In the chip sector, BofA analyst Sumit Dhanda cut Intel to 'neutral' and told investors to sell shares in Advanced Micro Devices (AMD). The PHLX semiconductor sector index lost 2.9 per cent to 396.34.
Qualcomm fell 2.4 per cent to $38.39 after it said it expected an "immediate short-term impact" from a court ruling that it must halt chip sales that infringe patents belonging to Broadcom, which gained 1.5 per cent to $26.52.
Amazon outperformed after Citigroup told investors to buy the shares citing expectations of strong revenue growth and margin expansion. The shares gained 3.9 per cent to $96.25.
Transport groups struggled as oil prices soared and after JP Morgan downgraded FedEx from 'overweight' to 'neutral' because of weak freight demand and high fuel costs. FedEx shares fell 3.9 per cent to $86.16.
Trucking company YRC Worldwide fell a staggering 9.7 per cent to $15.43, after it warned that it expected to incur charges in the fourth quarter related to previous acquisitions.

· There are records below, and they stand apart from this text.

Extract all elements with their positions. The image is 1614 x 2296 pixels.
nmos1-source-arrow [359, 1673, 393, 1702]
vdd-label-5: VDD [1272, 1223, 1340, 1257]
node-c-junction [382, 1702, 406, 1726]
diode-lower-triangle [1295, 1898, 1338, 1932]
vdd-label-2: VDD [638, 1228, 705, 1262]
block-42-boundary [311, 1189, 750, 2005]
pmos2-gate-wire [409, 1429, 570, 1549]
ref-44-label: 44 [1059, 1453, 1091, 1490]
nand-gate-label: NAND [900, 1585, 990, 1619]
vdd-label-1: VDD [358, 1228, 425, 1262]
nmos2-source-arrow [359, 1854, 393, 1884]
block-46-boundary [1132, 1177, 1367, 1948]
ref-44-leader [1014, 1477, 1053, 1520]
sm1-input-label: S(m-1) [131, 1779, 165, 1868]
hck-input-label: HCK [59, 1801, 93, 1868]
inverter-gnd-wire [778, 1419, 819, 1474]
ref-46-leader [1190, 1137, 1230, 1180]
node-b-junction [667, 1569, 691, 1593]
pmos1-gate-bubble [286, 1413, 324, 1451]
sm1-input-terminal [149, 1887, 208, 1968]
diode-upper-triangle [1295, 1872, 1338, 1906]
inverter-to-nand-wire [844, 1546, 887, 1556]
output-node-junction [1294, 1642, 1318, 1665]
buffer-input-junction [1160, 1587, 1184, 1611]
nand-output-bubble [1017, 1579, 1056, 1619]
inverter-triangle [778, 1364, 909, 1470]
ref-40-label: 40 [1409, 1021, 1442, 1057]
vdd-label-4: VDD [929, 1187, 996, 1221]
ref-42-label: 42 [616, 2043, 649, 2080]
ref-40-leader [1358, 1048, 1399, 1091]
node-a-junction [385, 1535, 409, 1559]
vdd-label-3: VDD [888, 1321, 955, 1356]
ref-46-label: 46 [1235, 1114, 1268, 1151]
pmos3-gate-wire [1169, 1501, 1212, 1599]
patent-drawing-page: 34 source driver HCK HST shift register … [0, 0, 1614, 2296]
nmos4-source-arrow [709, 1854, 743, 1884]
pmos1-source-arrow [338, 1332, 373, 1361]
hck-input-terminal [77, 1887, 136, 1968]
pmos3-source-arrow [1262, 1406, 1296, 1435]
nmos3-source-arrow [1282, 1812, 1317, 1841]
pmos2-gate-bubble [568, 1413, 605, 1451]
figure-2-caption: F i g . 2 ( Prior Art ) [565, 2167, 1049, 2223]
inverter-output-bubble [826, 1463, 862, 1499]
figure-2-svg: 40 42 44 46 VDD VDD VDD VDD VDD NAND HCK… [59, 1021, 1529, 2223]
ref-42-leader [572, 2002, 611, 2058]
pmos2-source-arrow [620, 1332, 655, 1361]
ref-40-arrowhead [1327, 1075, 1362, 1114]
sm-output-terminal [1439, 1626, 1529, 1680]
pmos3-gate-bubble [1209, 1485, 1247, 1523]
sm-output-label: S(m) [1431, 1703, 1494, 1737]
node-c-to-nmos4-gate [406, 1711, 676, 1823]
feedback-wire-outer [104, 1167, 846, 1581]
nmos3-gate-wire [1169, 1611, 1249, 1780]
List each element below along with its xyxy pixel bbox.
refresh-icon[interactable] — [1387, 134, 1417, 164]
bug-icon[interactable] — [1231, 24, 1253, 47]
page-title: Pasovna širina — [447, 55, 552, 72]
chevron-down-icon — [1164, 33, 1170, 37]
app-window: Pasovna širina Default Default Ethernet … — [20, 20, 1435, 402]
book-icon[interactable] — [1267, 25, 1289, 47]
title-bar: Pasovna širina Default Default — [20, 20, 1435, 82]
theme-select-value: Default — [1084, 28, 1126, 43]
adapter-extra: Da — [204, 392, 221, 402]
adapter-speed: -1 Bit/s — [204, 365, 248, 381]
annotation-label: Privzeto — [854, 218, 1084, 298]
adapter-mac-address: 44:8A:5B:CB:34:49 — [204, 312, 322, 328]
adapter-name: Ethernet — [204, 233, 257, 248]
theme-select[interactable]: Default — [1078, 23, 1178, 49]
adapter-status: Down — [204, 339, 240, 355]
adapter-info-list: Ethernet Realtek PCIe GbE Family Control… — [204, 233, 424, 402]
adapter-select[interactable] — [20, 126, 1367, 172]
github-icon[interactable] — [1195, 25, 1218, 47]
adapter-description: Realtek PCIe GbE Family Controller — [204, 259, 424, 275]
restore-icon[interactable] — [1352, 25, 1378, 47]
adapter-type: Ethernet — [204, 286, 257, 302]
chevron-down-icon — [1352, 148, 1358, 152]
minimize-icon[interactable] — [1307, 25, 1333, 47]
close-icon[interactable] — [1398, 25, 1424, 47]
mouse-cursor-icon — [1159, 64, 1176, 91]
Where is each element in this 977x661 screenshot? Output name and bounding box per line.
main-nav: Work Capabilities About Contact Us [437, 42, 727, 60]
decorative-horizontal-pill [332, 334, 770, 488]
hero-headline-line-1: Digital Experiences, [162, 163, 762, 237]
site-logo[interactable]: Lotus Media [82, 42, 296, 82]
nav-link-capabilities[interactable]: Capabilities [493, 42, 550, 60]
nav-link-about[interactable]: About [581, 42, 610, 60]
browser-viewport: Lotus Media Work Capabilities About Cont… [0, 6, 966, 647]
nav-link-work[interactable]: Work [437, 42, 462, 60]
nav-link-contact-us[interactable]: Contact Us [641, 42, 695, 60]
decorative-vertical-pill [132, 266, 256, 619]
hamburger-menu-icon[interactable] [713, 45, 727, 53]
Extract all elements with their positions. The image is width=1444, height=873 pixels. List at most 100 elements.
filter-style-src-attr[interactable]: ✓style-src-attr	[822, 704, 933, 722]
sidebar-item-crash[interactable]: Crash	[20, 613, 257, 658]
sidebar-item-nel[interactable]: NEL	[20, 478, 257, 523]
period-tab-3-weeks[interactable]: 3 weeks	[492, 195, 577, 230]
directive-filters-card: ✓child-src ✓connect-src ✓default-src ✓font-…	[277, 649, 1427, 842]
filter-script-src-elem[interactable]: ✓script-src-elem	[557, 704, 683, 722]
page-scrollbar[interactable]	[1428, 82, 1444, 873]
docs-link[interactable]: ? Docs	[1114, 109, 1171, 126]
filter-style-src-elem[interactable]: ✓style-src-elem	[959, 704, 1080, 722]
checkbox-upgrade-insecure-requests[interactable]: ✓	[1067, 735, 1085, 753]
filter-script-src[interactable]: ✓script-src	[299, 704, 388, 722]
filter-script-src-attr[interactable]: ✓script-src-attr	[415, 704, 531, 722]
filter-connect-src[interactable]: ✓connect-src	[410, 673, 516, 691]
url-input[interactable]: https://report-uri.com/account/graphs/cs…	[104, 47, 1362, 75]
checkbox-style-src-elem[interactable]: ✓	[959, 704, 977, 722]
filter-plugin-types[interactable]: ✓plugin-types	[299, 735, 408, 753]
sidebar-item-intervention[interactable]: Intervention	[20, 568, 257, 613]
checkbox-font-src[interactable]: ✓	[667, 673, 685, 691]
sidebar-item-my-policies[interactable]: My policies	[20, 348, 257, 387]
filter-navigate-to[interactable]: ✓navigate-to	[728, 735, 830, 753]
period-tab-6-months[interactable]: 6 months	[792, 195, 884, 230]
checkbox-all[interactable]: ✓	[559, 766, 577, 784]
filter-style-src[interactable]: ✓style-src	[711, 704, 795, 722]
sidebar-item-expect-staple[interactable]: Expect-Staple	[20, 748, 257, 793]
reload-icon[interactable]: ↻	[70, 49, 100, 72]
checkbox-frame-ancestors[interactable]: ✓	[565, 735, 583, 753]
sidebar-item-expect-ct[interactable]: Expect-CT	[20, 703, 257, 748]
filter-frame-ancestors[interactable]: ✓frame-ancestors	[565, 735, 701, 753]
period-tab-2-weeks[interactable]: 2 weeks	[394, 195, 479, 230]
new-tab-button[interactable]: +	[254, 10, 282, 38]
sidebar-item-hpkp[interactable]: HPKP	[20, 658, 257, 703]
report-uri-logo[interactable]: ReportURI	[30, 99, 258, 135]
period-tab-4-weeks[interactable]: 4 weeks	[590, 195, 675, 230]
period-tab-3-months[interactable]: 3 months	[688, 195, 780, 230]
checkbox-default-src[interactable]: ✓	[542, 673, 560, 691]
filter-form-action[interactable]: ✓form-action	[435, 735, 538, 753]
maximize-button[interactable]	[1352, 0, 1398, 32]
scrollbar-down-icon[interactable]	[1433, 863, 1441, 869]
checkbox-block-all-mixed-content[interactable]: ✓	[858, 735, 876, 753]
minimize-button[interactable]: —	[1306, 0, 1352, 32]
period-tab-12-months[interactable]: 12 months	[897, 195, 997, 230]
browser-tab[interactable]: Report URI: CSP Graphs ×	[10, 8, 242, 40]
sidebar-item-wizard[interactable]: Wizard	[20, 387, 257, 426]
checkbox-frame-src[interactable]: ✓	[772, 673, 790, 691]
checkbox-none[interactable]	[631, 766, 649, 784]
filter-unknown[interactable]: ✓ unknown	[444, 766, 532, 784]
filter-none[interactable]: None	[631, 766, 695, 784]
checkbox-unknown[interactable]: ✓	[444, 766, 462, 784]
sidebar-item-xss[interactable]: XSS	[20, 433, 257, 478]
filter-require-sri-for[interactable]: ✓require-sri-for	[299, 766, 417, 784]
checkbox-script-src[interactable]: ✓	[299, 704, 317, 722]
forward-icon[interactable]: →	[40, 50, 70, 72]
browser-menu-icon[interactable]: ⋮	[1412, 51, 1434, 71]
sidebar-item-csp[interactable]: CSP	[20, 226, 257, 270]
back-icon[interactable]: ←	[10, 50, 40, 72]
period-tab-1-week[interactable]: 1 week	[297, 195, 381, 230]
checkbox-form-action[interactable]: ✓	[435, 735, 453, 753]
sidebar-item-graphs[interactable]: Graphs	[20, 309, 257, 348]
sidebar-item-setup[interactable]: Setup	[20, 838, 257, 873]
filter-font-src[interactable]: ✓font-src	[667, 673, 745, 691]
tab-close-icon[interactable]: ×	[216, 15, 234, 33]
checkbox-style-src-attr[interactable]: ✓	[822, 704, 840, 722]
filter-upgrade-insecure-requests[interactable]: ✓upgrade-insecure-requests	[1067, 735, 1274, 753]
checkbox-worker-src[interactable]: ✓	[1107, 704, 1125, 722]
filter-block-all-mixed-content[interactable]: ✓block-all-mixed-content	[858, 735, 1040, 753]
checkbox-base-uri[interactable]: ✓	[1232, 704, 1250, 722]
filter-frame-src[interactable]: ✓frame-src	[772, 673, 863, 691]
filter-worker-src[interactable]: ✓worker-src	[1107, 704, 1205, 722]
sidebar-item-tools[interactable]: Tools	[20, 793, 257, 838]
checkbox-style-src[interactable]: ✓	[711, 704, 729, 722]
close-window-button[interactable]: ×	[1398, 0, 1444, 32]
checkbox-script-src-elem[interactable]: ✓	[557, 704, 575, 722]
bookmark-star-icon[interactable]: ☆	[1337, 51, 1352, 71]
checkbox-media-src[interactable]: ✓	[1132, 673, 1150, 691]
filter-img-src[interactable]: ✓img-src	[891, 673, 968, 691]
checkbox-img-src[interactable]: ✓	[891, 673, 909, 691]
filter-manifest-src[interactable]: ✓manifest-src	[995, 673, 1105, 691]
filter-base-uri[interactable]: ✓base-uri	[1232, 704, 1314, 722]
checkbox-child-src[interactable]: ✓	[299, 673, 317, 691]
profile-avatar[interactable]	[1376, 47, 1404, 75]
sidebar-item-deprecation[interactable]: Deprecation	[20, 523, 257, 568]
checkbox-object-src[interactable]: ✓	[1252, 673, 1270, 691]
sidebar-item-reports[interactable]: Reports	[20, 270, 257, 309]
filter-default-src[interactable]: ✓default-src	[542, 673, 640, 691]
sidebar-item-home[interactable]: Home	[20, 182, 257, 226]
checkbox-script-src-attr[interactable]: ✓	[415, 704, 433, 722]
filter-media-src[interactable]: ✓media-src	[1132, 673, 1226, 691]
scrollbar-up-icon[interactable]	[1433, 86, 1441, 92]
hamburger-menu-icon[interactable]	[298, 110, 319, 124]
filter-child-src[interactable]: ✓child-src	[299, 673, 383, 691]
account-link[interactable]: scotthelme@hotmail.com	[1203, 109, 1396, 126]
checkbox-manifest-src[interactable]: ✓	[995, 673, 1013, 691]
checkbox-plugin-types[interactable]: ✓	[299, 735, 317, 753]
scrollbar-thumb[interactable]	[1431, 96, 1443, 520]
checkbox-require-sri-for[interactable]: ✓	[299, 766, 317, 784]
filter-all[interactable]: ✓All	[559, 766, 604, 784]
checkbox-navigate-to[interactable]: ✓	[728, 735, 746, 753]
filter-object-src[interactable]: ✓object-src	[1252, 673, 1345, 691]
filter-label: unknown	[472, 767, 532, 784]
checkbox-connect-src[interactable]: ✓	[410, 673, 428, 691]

Goodyear Tire & Rubber fell 5 per cent to $26.82 after Goldman Sachs said that cost inflation was acting as a large offset to cost savings activity.
Restaurant chains were down after Bear Stearns downgraded the sector to 'underweight'. Analyst Joseph Buckley cut Starbucks to 'peer perform' from 'outperform', because he expects less affluent consumers will start to feel the pinch of high coffee prices. The stock fell 5.7 per cent to $19.31.
Manufacturing shares declined after the ISM report and as Citi downgraded industrial conglomerate Textron to "hold" from "buy", its shares fell 6.3 per cent to $66.81. Financials, too, fell sharply after National City announced it would slash its dividend by almost 50 per cent and planned to raise more capital to cope with credit market turmoil. The S&P investment bank index shed 3.5 per cent with Morgan Stanley, down 4.1 per cent at $50.95 and Lehman Brothers 5 per cent lower at $62.19.
But as oil prices rose, energy stocks benefited. Transocean, the world's largest offshore drilling company gained 2 per cent to $145.95. Fears of recession also bolstered gold. Newmont Mining, the world's second largest gold producer, rose 7.3 per cent to $52.39. It was the best performer on the S&P, as gold prices surged to a record high.